Just thinking his name made her throat flex in an agony of yearning. Remorse.
Why was she always in the wrong? Why was she always falling down and getting messy and driving people away when all she wanted was for someone, anyone, to love her just a little? Especially the people who were supposed to.
Oh, she really was a mess if she was going to get all maudlin like that.
Pull it together, Immy.
“Is there someone I should call?” Flat silver dollars, his eyes were. When she had met him, she had thought his gray eyes remarkable for being so warm and sharp. The way he had focused his gaze on her had been more than flattering. It had filled up a void of neglect inside her.
Today they were as emotionless and cold as her father’s ice-blue eyes. She was nothing to Travis. Absolutely nothing.

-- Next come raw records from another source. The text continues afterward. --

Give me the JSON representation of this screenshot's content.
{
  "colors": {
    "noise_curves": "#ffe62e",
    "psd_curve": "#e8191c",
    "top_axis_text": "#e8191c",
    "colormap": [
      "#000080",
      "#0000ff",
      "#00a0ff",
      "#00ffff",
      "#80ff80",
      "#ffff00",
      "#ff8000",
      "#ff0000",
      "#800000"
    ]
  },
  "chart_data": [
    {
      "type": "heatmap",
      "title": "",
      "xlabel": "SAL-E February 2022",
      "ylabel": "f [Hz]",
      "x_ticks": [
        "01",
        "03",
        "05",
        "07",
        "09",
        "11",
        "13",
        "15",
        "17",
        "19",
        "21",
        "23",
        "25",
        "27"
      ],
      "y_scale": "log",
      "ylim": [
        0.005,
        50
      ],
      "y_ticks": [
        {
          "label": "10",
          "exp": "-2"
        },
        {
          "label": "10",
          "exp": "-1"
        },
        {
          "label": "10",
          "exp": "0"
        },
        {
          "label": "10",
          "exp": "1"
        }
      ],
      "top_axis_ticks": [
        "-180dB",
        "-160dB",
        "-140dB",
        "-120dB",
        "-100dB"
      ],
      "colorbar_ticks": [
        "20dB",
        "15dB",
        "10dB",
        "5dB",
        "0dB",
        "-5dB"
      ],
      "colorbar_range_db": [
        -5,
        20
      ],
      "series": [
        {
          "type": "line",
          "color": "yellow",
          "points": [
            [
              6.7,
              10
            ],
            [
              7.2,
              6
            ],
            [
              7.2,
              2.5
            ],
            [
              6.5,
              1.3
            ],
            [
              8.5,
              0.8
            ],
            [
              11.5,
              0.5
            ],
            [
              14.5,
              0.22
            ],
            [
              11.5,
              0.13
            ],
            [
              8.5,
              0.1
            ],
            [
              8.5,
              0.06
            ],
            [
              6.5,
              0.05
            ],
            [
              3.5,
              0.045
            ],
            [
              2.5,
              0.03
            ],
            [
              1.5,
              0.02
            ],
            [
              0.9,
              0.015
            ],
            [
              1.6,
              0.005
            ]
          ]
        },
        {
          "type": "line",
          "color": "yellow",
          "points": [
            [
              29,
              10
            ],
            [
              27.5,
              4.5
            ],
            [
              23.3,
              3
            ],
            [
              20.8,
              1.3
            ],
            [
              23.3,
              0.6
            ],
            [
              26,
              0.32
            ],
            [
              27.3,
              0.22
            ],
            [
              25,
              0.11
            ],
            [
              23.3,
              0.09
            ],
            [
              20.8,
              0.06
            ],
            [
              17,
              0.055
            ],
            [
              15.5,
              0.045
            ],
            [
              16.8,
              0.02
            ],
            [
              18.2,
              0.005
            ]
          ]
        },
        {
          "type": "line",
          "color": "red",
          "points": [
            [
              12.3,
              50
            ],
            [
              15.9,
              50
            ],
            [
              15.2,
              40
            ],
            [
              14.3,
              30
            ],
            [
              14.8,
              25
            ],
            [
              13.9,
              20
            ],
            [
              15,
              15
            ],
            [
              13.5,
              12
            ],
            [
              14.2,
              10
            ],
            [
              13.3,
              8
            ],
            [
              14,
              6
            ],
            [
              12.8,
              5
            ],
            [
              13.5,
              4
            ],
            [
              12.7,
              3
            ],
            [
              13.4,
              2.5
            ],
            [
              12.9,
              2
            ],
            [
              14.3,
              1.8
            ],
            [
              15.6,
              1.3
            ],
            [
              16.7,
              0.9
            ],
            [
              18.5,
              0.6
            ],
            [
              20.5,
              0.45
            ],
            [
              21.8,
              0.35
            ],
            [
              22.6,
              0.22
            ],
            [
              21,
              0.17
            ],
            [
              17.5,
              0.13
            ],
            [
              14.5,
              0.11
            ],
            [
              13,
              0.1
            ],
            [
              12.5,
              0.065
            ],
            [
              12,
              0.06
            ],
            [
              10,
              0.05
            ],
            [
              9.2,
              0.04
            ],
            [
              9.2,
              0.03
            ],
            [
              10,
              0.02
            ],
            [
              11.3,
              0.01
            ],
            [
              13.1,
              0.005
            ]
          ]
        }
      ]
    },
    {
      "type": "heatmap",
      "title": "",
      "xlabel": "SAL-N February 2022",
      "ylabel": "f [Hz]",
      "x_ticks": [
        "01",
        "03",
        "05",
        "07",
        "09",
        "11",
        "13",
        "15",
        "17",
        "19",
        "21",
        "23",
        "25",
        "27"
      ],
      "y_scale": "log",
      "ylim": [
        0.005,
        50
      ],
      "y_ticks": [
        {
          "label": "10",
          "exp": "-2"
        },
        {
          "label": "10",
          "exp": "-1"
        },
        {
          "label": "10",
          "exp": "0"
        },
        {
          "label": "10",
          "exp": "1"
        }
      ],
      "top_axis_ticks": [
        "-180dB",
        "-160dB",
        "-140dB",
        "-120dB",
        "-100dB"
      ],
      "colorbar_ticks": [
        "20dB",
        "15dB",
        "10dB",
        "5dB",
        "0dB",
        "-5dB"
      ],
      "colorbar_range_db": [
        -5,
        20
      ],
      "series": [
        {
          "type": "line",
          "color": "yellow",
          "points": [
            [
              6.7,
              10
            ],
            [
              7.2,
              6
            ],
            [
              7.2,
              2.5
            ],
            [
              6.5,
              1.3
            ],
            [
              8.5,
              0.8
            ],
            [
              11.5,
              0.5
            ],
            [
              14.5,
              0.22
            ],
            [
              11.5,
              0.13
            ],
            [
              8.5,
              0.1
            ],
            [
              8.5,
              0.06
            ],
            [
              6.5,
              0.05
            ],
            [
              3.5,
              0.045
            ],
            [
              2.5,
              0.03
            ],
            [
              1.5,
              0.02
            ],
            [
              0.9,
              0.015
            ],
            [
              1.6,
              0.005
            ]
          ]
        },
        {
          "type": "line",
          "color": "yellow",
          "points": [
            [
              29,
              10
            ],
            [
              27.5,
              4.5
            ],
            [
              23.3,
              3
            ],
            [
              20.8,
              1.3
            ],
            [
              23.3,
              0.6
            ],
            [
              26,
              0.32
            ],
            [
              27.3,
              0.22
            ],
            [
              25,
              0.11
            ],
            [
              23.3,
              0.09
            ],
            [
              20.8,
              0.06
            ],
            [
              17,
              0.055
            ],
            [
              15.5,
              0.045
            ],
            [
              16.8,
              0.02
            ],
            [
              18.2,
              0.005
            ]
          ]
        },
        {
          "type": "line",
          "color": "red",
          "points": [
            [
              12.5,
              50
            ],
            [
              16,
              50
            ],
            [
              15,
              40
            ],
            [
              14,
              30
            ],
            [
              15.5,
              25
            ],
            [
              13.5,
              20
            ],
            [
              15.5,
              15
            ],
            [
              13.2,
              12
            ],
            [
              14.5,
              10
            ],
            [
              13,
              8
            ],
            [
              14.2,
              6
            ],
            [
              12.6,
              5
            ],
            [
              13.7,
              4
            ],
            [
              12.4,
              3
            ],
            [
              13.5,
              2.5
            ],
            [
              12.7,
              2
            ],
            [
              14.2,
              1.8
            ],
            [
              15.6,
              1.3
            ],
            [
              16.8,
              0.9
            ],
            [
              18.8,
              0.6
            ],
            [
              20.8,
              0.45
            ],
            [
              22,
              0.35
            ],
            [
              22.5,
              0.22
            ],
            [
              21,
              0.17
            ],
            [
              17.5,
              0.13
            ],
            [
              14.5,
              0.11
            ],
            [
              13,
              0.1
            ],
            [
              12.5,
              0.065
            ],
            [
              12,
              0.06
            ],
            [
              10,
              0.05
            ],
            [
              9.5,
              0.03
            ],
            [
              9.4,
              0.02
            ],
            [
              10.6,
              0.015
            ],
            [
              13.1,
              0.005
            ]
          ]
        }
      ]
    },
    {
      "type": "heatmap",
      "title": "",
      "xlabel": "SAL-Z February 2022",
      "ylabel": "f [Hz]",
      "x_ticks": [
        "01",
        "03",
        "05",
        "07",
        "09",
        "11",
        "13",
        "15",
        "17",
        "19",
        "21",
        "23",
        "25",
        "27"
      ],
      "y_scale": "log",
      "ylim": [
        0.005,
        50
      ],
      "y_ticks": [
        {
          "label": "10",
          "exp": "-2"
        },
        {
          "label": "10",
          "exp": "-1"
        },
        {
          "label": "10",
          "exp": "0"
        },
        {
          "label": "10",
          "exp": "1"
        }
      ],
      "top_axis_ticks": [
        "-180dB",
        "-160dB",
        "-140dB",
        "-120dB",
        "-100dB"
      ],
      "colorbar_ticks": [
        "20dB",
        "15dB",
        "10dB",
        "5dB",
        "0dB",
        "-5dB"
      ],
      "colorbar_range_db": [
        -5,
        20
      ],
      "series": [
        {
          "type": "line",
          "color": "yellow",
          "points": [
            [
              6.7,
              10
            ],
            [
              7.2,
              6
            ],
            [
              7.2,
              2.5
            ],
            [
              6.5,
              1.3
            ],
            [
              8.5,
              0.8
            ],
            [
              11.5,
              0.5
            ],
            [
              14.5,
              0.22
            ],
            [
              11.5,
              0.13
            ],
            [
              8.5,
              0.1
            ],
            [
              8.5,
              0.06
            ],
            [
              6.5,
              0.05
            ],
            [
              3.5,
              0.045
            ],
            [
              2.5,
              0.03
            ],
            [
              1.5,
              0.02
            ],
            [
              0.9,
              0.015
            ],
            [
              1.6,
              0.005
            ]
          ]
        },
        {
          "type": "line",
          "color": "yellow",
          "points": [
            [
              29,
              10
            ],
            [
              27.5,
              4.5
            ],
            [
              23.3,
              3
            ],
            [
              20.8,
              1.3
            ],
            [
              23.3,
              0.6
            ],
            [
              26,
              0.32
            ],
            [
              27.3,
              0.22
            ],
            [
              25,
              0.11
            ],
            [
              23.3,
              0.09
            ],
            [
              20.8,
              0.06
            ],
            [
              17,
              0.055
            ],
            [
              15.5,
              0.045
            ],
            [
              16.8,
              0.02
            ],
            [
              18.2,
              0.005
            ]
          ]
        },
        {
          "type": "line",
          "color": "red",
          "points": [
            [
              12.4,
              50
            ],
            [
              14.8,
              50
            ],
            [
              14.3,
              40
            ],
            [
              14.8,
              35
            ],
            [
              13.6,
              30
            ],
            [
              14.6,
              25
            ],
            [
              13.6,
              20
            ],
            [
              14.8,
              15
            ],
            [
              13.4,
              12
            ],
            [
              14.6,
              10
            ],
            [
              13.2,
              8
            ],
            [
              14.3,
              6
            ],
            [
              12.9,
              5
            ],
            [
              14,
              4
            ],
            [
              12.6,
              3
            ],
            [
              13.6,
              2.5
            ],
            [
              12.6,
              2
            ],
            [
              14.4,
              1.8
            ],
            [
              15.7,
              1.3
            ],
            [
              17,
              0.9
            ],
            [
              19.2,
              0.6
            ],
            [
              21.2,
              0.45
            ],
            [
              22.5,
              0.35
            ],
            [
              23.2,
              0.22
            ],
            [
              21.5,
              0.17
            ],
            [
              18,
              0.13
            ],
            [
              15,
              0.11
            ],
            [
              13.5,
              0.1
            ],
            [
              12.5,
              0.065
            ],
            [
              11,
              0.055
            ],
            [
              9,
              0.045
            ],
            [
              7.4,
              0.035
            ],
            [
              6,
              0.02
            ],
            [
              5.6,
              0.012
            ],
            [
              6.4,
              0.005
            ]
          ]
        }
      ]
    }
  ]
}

“You’ve done enough,” she said, certain he was the reason she was in this five-star accommodation. She flicked her gaze to the window. Snow was falling, but the view was likely a blanket of pristine white over a garden of serenity.
“You’re welcome,” he pronounced derisively.
Oh, was she supposed to thank him for saving her life by further impoverishing what was left of it?
“I didn’t ask you to get involved.” She ignored the fact that she kind of had, carting around their marriage certificate instead of their divorce papers. Where had those ended up, she wondered.
“Oh, this is on me,” he said with unfettered scorn. “I came here thinking—well, it doesn’t matter, does it? I made a mistake. You, Imogen, are the only mistake I have ever made. Do you know that?”